Dear Commons Community,

Senators Al Franken, Democrat of Minnesota, and Charles E. Grassley, Republican of Iowa, are co-sponsoring three bills designed to make the cost of college clearer before applying to a school, before picking one, and on a continuing basis while trying to complete a degree.

The first bill is the Net Price Calculator Improvement Act. This calculator would allow college shoppers to input data and get a rough sense of how much financial aid a school might offer them.  This calculator would be vital given that too many families dismiss colleges with high sticker prices out of hand, without realizing that few people pay the sticker price at many private colleges anymore. The bill would force schools to put the calculator on the same webpage where families look for cost and admission information. Plus, it would encourage the Department of Education to develop a universal calculator containing the data of every college, which would make comparisons easier.

Bill No. 2 is the Understanding the True Cost of College Act, and aims to force colleges to write clear financial aid award letters. These letters are often so badly crafted that some of Senator Franken’s constituents complained that they could not tell whether they were being offered grants (which they did not have to pay back) or loans (which they generally did).

“Most financial aid administrators mean well,” said Brendan Williams, director of knowledge for uAspire, which helps students and others decode the financial aid system. “But sometimes they lose sight of where students are when getting these letters. It’s a foreign language almost.”

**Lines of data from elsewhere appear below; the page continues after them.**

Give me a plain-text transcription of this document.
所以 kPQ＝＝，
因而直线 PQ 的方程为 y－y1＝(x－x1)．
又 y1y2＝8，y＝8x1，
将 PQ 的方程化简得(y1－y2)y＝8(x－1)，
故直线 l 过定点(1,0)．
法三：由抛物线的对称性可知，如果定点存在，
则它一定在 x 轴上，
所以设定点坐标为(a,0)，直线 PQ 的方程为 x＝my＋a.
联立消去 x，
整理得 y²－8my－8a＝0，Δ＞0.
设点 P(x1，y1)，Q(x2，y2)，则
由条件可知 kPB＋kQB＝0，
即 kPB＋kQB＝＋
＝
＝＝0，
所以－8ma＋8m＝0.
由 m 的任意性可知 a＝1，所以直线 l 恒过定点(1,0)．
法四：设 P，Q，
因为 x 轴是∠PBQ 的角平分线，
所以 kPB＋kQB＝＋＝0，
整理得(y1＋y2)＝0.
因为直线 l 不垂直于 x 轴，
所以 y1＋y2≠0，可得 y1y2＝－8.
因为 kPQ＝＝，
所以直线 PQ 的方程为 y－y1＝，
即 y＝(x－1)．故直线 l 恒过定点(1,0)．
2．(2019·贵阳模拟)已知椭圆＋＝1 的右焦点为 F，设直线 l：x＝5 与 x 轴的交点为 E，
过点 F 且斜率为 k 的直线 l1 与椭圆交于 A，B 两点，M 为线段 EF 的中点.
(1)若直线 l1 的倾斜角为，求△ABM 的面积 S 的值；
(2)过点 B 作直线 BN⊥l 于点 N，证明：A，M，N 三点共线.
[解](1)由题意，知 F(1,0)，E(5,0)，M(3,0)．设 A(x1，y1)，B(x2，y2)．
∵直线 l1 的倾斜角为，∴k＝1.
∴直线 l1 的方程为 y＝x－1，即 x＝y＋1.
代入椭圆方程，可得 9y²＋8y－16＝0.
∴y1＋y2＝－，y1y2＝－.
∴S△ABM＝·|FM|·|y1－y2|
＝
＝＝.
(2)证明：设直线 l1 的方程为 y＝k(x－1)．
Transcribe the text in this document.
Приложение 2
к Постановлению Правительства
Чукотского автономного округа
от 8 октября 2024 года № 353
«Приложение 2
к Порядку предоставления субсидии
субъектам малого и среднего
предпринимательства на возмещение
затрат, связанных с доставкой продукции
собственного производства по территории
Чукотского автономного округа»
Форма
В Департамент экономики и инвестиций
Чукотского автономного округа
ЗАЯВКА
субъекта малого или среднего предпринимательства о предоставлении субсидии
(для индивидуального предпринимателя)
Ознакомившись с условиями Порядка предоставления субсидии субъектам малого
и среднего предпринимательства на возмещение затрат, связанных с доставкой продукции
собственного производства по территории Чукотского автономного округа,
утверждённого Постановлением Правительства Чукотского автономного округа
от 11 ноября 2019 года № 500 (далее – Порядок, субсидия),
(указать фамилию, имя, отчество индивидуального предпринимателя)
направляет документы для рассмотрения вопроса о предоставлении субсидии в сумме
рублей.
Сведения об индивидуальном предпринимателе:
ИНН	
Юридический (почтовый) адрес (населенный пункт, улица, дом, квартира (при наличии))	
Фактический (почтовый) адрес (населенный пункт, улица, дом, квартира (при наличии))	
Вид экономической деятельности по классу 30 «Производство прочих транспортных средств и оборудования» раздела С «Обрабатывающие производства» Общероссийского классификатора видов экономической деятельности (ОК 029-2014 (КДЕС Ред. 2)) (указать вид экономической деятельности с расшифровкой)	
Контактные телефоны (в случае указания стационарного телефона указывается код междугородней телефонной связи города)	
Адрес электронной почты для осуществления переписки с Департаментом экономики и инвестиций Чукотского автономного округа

The True Cost bill would mandate the use of a standard template for award letters, so that recipients would have a clear sense of what college would cost, how much money they might have to borrow and how much grant money was being offered, free and clear.

The third bill, the Know Before You Owe Act, co-sponsored with Senator Joni Ernst, Republican of Iowa, is aimed at giving students a running total of their debt and its ramifications during each year at school. Currently, students get some loan counseling on the way in and some more on the way out, but that’s it.  If this bill passes, the annual check-in will include an explanation of students’ projected debt-to-income ratio based on the average salary for people in their major. Borrowers would also have to manually enter the amount of federal loans they wished to use, so that they’d be making a conscious decision about debt and not simply checking a box to grab everything they were eligible to borrow.

The chance of these bills passing both houses of Congress are slim but parts of them might be included in the Higher Education Authorization Act.